2 one-to-many compositions with same entity messes with Table content

Hi

I have an entity CarTransaction with 2 one-to-many compositions as list of CarDocument, one is buyerDocuments other is sellerDocuments.

These 2 lists are computed at entity level by another class CarTransactionCalculator when one property of the CarTransaction changes.

Managed to reproduce the issue in the sample project attached. If you create through editor a

CarTransaction it will properly compute 1 seller doc and 1 buyer doc.

image

Then save and reopen item, now sellerDocs table and buyerDocs tables display all documents.

image

If you look in database, there is no such duplicate, this is only in the screen.

Then by changing a letter in label field, docs are recalculated, the duplicates disappear.

I think this is related to the fact there are 2 compositions with same target entity class CarDocument in CarTransaction.

EDIT : with a bit of debugging I saw taht it happens at load time, the CarTransaction loaded is already messed up, so I think the issue is in the query/fetch. Assumption : a single join is made to load all docs but then they are not dispatched between the 2 properties sellerDocs and buyerDocs.

Regards
Michael

comp2.zip (80.1 KB)

I’m pretty sure the case is expected behavior.

Then by changing a letter in label field, docs are recalculated, the duplicates disappear.

Because it’s handled manually in CarTransactionCalculator.

they are not dispatched between the 2 properties sellerDocs and buyerDocs

The same entity is used for both fields, and there is no way to determine which entities should be used for some field.

I’d suggest you to use two different entities for your fields.

Regards

Hi @tsarev

Indeed, I reached the same conclusion.

The properties buyerDocs and sellerDocs have no existence in the the concrete model in database. So there is only one relationship with CarDocument at this level.

I fixed that by having a single property ‘documents’ and adding an enum defining the recipient seller/buyer for the association, within CarDocument.

Which leads me to another question, I created 2 following methods in CarTransaction:

    @MetaProperty
    public List<CarDocument> getBuyerDocuments() {
        return Collections.unmodifiableList(getDocuments().stream().filter(d->d.getRecipient() == BUYER).collect(Collectors.toList()));
    }
    @MetaProperty
    public List<CarDocument> getSellerDocuments() {
        return Collections.unmodifiableList(getDocuments().stream().filter(d->d.getRecipient() == SELLER).collect(Collectors.toList()));
    }

How can I map these 2 read-only properties to 2 tables ?

I tried the following, setting 2 property data container in order to bind them to tables, but it does not work, because metaproperties are read-only.

<instance id="carTransactionDc"
                  class="com.company.comp2.entity.CarTransaction"
                  view="carTransaction-view">
            <loader id="carTransactionDl"/>
            <collection id="sellerDocumentsDc" property="sellerDocuments"/>
            <collection id="buyerDocumentsDc" property="buyerDocuments"/>
        </instance>

Regards
Michael

Just save new documents manually and update corresponding documents property, that will trigger meta-properties update

Ok, but this will prevent canceling edition.

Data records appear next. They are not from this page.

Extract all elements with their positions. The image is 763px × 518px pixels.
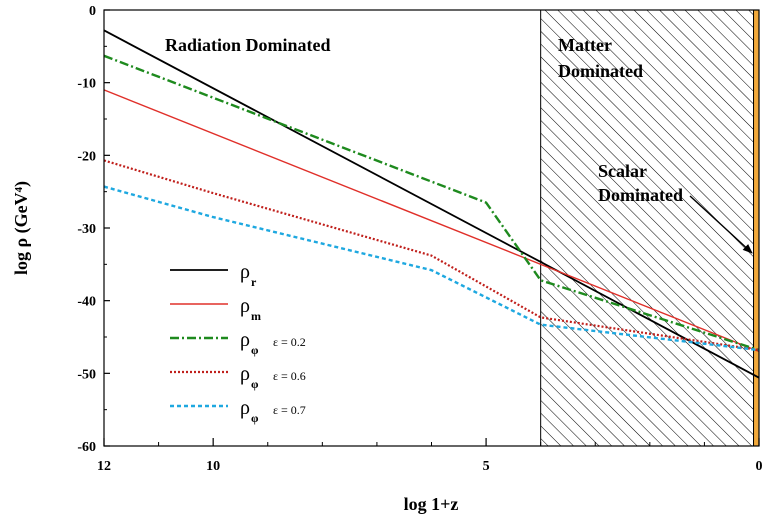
series-line-rho-phi-06 xyxy=(104,159,759,352)
legend-subscript: φ xyxy=(251,343,259,357)
scalar-dominated-label-line2: Dominated xyxy=(598,185,683,205)
x-tick-label: 5 xyxy=(483,459,490,474)
series-line-rho-m xyxy=(104,89,759,353)
legend-symbol: ρ xyxy=(240,261,250,283)
radiation-dominated-label: Radiation Dominated xyxy=(165,35,331,55)
legend-epsilon-label: ε = 0.2 xyxy=(273,335,306,349)
x-tick-label: 10 xyxy=(206,459,220,474)
x-tick-label: 12 xyxy=(97,459,111,474)
y-tick-label: -20 xyxy=(77,149,96,164)
y-axis-title: log ρ (GeV⁴) xyxy=(11,181,32,275)
legend-symbol: ρ xyxy=(240,363,250,385)
y-tick-label: -50 xyxy=(77,367,96,382)
series-line-rho-r xyxy=(104,29,759,379)
region-matter xyxy=(540,9,755,447)
legend-subscript: m xyxy=(251,309,261,323)
matter-dominated-label-line1: Matter xyxy=(558,35,612,55)
legend-subscript: r xyxy=(251,275,257,289)
legend-symbol: ρ xyxy=(240,329,250,351)
region-scalar xyxy=(753,9,760,447)
legend-epsilon-label: ε = 0.6 xyxy=(273,369,306,383)
legend-subscript: φ xyxy=(251,411,259,425)
y-tick-label: -30 xyxy=(77,222,96,237)
legend-symbol: ρ xyxy=(240,397,250,419)
annotations: Radiation Dominated Matter Dominated Sca… xyxy=(165,35,753,254)
scalar-dominated-label-line1: Scalar xyxy=(598,161,647,181)
y-tick-label: -40 xyxy=(77,295,96,310)
series-line-rho-phi-07 xyxy=(104,185,759,352)
x-axis-title: log 1+z xyxy=(404,494,459,514)
matter-dominated-label-line2: Dominated xyxy=(558,61,643,81)
series-layer xyxy=(104,29,759,379)
legend-subscript: φ xyxy=(251,377,259,391)
legend-epsilon-label: ε = 0.7 xyxy=(273,403,306,417)
x-tick-label: 0 xyxy=(756,459,763,474)
series-line-rho-phi-02 xyxy=(104,54,759,352)
legend: ρ rρ mρ φε = 0.2ρ φε = 0.6ρ φε = 0.7 xyxy=(170,261,306,425)
legend-symbol: ρ xyxy=(240,295,250,317)
y-tick-label: -10 xyxy=(77,77,96,92)
y-tick-label: -60 xyxy=(77,440,96,455)
scalar-region-arrow xyxy=(689,195,753,254)
y-tick-label: 0 xyxy=(89,4,96,19)
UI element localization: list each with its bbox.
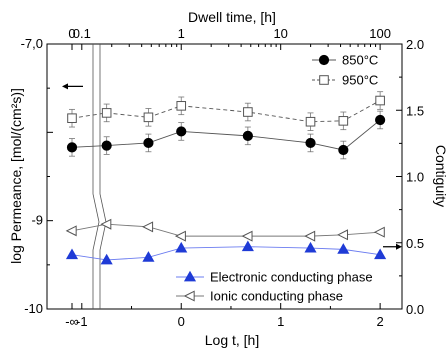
series-point-2: [241, 240, 254, 252]
y2-tick-label: 1.5: [406, 103, 424, 118]
plot-area: -∞-1 0 1 200.1 1 10 100-7,0-9-10 0.00.51.01.52.…: [21, 26, 424, 329]
axis-break-line: [92, 44, 100, 309]
series-point-0: [338, 144, 349, 156]
x2-tick-label: 0: [68, 26, 75, 41]
x2-tick-label: 10: [273, 26, 287, 41]
y2-axis-title: Contiguity: [433, 145, 448, 207]
axis-break-gap: [93, 45, 101, 308]
series-point-0: [101, 140, 112, 151]
series-point-1: [176, 101, 187, 111]
series-point-0: [176, 126, 187, 137]
series-point-1: [243, 107, 253, 117]
series-point-3: [241, 230, 253, 242]
x-tick-label: 2: [377, 314, 384, 329]
series-point-2: [142, 251, 155, 262]
y-tick-label: -7,0: [21, 36, 43, 51]
y2-tick-label: 0.5: [406, 236, 424, 251]
legend-swatch-marker: [183, 290, 195, 302]
series-point-1: [305, 116, 316, 127]
y-axis-title: log Permeance, [mol/(cm²s)]: [8, 88, 24, 264]
x2-tick-label: 0.1: [73, 26, 91, 41]
series-point-3: [373, 226, 385, 238]
series-point-3: [174, 230, 186, 242]
series-line-3: [71, 223, 381, 237]
legend-swatch-marker: [318, 54, 330, 66]
legend-swatch-marker: [183, 270, 197, 282]
x-tick-label: 0: [178, 314, 185, 329]
x-tick-label: -1: [76, 314, 88, 329]
x2-axis-title: Dwell time, [h]: [188, 9, 276, 25]
x-axis-title: Log t, [h]: [205, 332, 259, 348]
series-point-3: [337, 229, 348, 241]
right-axis-arrow-head: [396, 243, 402, 250]
series-point-2: [175, 241, 188, 253]
legend-swatch-marker: [319, 75, 329, 85]
y-tick-label: -9: [31, 213, 43, 228]
x2-tick-label: 1: [178, 26, 185, 41]
x-tick-label: 1: [277, 314, 284, 329]
legend-label-0: 850°C: [342, 53, 378, 68]
series-point-0: [375, 114, 386, 126]
series-point-1: [375, 95, 385, 106]
series-point-3: [304, 230, 316, 242]
series-point-2: [100, 253, 113, 265]
legend-label-2: Electronic conducting phase: [210, 270, 373, 285]
series-point-2: [374, 248, 387, 260]
left-axis-arrow-head: [62, 83, 68, 90]
legend-label-3: Ionic conducting phase: [210, 289, 343, 304]
series-point-3: [100, 218, 112, 230]
legend-label-1: 950°C: [342, 73, 378, 88]
series-point-3: [65, 225, 77, 237]
y2-tick-label: 1.0: [406, 170, 424, 185]
series-point-1: [67, 113, 77, 124]
series-point-1: [143, 112, 154, 123]
series-point-0: [66, 142, 78, 153]
series-point-3: [142, 221, 154, 233]
series-point-2: [337, 243, 350, 254]
series-point-0: [242, 130, 253, 141]
series-line-0: [71, 119, 381, 151]
x2-tick-label: 100: [369, 26, 391, 41]
y2-tick-label: 2.0: [406, 37, 424, 52]
x-tick-label: -∞: [65, 314, 79, 329]
series-point-0: [143, 137, 154, 149]
y2-tick-label: 0.0: [406, 302, 424, 317]
series-line-1: [71, 100, 381, 123]
series-point-1: [101, 108, 112, 118]
series-point-1: [338, 116, 349, 126]
series-line-2: [71, 246, 381, 261]
series-point-0: [305, 137, 316, 149]
series-point-2: [304, 241, 317, 253]
y-tick-label: -10: [24, 301, 43, 316]
series-point-2: [65, 248, 79, 260]
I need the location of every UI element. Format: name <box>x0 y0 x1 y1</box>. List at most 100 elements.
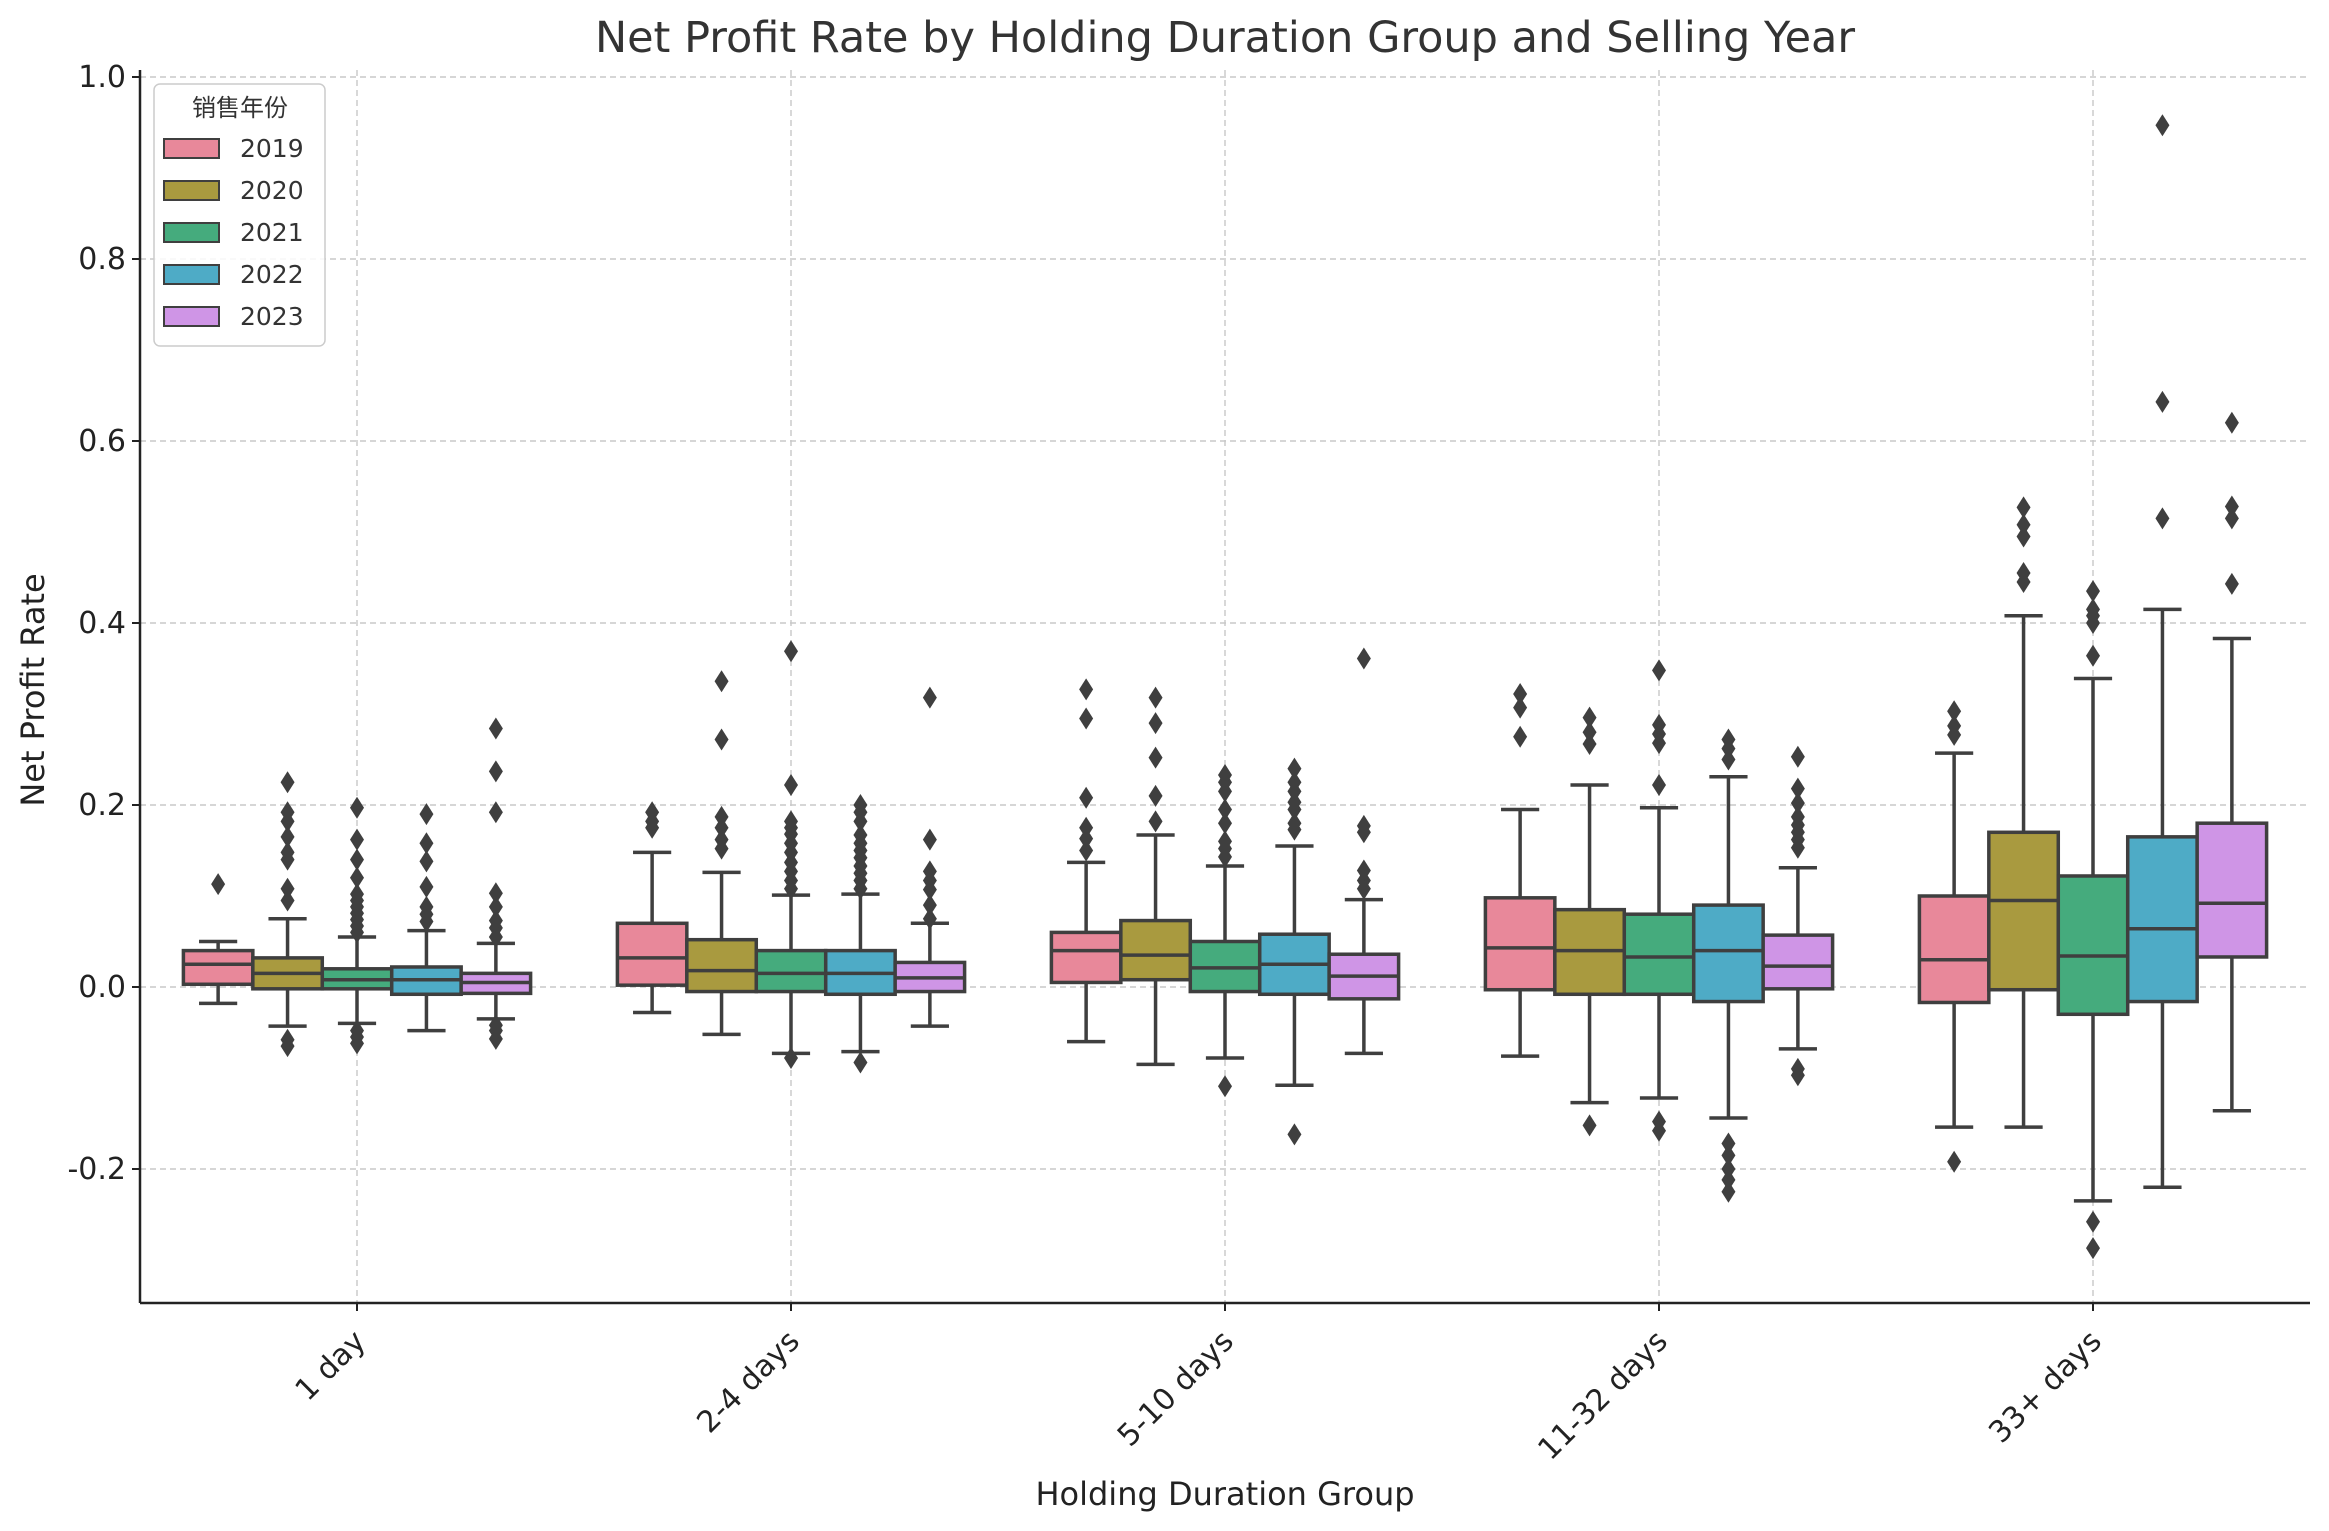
x-tick-label: 33+ days <box>1982 1324 2108 1450</box>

If a new document is added for the transaction, respective tables should be updated, but user still have the choice to cancel edition.

I guess I will have to create data containers and update them myself when related CarTransaction instance changes, like below.

        <collection id="sellerDocumentsDc"
                    class="com.company.svp.entity.CarDocument"
                    view="carDocument-view">
        </collection>
        <collection id="buyerDocumentsDc"
                    class="com.company.svp.entity.CarDocument"
                    view="carDocument-view">
        </collection>
    @Subscribe(id = "carTransactionDc", target = Target.DATA_CONTAINER)
    public void onCarTransactionDcItemChange(InstanceContainer.ItemChangeEvent<CarTransaction> event) {
        [...]
        // calculated containers
        sellerDocumentsDc.getMutableItems().clear();
        sellerDocumentsDc.getMutableItems().addAll(getEditedEntity().getSellerDocuments());
        buyerDocumentsDc.getMutableItems().clear();
        buyerDocumentsDc.getMutableItems().addAll(getEditedEntity().getBuyerDocuments());
    }

It does the job but if you think there is better, I’m open.

Regards
Michael

Anyway the case requires some custom solution, but there are can exist several ones, so it depends on business logic or / and any other requirements.